[0:00]Olá, meu nome é Flavia Masson, eu sou farmacêutica e essa é a Farmacologia Rápida e Fácil. Como eu ainda não consigo lançar as vídeo aulas de farmacologia completas, assim como eu tenho as vídeo aulas de microbiologia e de parasitologia aqui no canal, Eu decidi trazer esse formato de vídeo em que eu vou tentar em até 10 minutos te explicar temas e conceitos de farmacologia de forma rápida e fácil. Esse tipo de vídeo é ideal para você assistir antes das suas aulas na faculdade e antes das suas provas como forma de revisão. Espero que seja muito útil para você e para os seus colegas de faculdade e vamos começar pelo início afinal. Quem é farmacologia na fila do pão? Vamos lá.
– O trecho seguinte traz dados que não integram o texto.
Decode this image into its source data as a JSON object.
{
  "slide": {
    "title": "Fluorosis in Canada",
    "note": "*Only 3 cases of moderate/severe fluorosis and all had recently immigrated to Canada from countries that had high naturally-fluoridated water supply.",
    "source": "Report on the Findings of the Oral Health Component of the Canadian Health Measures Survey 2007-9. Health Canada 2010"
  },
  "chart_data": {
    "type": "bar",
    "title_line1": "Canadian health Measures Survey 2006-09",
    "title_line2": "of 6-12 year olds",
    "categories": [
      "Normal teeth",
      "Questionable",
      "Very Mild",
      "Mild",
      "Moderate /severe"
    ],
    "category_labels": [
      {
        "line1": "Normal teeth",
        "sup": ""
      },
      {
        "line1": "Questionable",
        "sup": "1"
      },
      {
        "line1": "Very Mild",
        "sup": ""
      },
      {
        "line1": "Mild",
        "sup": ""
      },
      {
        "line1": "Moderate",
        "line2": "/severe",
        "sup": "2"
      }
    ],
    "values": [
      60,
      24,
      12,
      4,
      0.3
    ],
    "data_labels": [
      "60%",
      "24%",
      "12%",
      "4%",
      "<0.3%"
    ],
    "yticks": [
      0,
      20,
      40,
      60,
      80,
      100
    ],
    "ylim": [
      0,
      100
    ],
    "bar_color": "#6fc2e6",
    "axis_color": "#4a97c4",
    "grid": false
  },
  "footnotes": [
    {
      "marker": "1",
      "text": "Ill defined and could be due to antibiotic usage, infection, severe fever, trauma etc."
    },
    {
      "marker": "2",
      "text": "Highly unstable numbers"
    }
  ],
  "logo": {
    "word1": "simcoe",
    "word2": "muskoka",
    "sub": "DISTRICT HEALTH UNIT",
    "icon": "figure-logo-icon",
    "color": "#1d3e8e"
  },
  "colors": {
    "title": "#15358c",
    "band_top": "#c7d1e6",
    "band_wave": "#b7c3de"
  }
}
[0:39]Basicamente a farmacologia é o estudo das preparações, usos, efeitos e mecanismos de ação das drogas. Hum, drogas Flávia. Sim, drogas. Apesar de popularmente a gente só chamar de drogas as drogas ilícitas, droga é toda substância química que tem um efeito fisiológico no nosso organismo, seja esse efeito benéfico ou maléfico. Seus medicamentos são drogas. A cafeína do seu cafezinho, é uma droga. O álcool da sua cervejinha de fim de expediente é uma droga. Só que logicamente por estarmos num curso de saúde, a gente vai focar nas drogas que tratam, curam, previnem ou diagnosticam doenças. Essas drogas podem ser naturais, obtidas da natureza, sintéticas, produzidas em laboratório, ou ainda semi sintéticas, quando eu pego uma molécula da natureza e faço modificações em laboratório. Apesar de existirem exceções que nós vamos ver mais para frente, basicamente as coisas na farmacologia funcionam como se fossem uma chave e uma fechadura. Quando você coloca uma chave que encaixa em uma determinada fechadura, isso vai desencadear uma ação. Nesse caso a ação foi o cadeado abrir e isso acontece o tempo todo no nosso organismo. Imagine que a chave são as drogas e o cadeado são os receptores. Quando essa droga que está passeando do lado de fora da célula, encontra esse receptor que na maioria das vezes está preso à membrana da célula, ela pode encaixar e isso vai desencadear uma ação dentro da célula.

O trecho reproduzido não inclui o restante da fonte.